Kids Insights, a global leader in kids market intelligence, has issued its inaugural Kids Insights Global Video Games Report 2020. The report reveals a comprehensive overview of key challenges, opportunities and trends that they are seeing from the results of surveying more than 105,000 children each year aged between three and 18, from across the UK, US, France, Germany, Italy, Spain, and India.
Speaking of the newly released report, Nick Richardson, CEO Kids Insights said: “The report provides a compelling insight into video games industry from the kid's perspective. There is no doubt that there are countless opportunities for entertainment companies with kids in this space, and for those gaming companies not targeting kids this report will in many ways provide a first glimpse of what the next generation of their consumer looks like.”
The Global Video Games report 2020, illustrates how kids attitudes, behaviour and consumption of video games is changing faster than ever across the globe. Key findings from the Kids Insights Global Video Games Report 2020 include:
Video games have a growing importance in kids’ ecosystem today
The report shows that in the UK, three- to 12-year-olds spend seven hours and 49 minutes per week gaming, which increases to nine hours and 35 minutes for kids aged 13-18. Whereas in the US, three to 12s spend five hours and 40 minutes per week gaming, increasing to seven hours and eight minutes for kids aged 13-18.
Leading to this generation of kids naming gaming as one of their main hobbies
In the US, gaming is the top hobby for all boys ages six to 18, peaking with tweens and younger teens at 26 per cent. In the UK and Spain, gaming is the second favourite hobby only to football. Among 16- to 18-year-old British boys, gaming is the number one hobby with 19 per cent. In India, video gaming is the third favourite hobby among boys – behind only cricket and reading.

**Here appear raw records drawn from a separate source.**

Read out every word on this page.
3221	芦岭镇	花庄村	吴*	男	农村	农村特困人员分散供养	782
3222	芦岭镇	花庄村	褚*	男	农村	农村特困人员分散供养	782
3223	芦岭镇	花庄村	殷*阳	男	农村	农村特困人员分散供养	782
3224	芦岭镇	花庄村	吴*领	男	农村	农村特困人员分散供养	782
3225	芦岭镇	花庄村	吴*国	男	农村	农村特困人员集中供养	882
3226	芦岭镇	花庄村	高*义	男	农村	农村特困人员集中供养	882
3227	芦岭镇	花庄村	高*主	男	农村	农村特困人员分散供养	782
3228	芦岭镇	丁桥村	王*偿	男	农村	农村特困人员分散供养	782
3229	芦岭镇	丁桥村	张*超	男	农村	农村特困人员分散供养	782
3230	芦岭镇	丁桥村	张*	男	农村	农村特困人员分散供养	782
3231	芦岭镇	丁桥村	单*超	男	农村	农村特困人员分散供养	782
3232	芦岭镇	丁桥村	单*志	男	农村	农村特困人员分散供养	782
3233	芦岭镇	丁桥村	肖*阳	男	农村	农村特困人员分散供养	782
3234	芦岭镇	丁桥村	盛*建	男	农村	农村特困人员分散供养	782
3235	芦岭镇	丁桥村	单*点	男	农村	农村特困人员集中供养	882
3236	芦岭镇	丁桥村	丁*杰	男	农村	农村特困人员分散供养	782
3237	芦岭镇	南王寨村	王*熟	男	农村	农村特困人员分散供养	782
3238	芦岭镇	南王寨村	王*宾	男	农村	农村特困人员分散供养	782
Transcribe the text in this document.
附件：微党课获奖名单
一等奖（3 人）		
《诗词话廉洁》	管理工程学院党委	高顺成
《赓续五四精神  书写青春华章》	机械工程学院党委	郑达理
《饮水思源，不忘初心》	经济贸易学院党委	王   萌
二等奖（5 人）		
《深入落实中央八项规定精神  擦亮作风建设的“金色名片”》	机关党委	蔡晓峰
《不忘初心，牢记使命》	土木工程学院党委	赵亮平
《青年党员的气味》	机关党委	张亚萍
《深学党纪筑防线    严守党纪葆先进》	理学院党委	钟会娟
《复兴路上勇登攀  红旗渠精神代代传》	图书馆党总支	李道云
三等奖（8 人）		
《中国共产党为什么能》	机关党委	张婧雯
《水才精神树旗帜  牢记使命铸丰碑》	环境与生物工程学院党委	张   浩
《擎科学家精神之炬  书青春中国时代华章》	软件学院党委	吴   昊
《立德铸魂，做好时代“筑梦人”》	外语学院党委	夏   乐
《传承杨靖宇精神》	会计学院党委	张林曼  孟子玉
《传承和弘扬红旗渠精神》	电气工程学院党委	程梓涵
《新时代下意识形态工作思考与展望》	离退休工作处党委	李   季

Not just for boys, girl gamers are a growing category
Mobile gaming and shifting gender stereotypes have helped pave a new path for female players that posted a nine per cent increase in 2019 in the UK. Despite this growth in the number of girl gamers, there are still only a small number of female characters represented in video games. In the US, Nintendo re-entered the top 10 of favourite brands for teen girls (1.5 per cent) at the end of 2019, resulting in gaming becoming the sixth favourite hobby for teen girls and further illustrating the emergence of this subcategory over the past year
Gaming as a future career
Growth in IT-related roles: The report shows an increase in the number of children who are actively looking to develop IT and coding related careers – which has led to “Game Developer” becoming one of the most popular career aspirations with children both in the UK and the US.
Top video games attracting a younger audience
In the UK, Minecraft and Roblox dominate favourites, with 68 per cent of children under 13 playing video games. And, with gaming as the second favourite hobby in this age group (nine per cent), video games make up an integral part of the kids’ ecosystem. In mobile gaming, Candy Crush retains its popularity across France, Germany, Italy, and Spain among the three to 12s. In the US, Minecraft ranks as the number one video game for both boys and girls.
Further growth in Esports and opportunities for brands
In Germany, Esports viewers are big buyers where one million tweens and teens (15.5 per cent) watch esports on screen. This avid group of fans are 135 per cent more likely than the rest of the population to buy video game-related clothing.
INXP (In Experience) purchasing is soaring
The kid's app market alone continues to grow at a significant rate; US children (aged three to 18) are spending in total more $5bn on apps and in-app purchases every year
The Impact of Covid-19
Coronavirus had almost an immediate impact on the gaming industry and particularly esports. On-screen viewership increased by 13 per cent in the US, by 13 per cent in France and eight per cent in Germany in March 2020 compared to the 12-month average. The ability of being viewed on-screen or participated with online should suggest esports is in a strong position to attract a growing number of participants during the period of coronavirus lockdown.
Speaking of the global video games industry, and kids in the space, Utku Tansel LLB, MBA Head of Global Industry Reports at Kids Insights said: “The end of the previous decade witnessed kids’ levels of ownership and access of technology reaching new heights. In 2020 and beyond, this is set to escalate and change further while having a big impact on the world of video games, in particular. With brands continually evolving and finding new ways to engage fans and children while technology becomes more accessible than ever before, it is certainly a really exciting time to be a gamer”.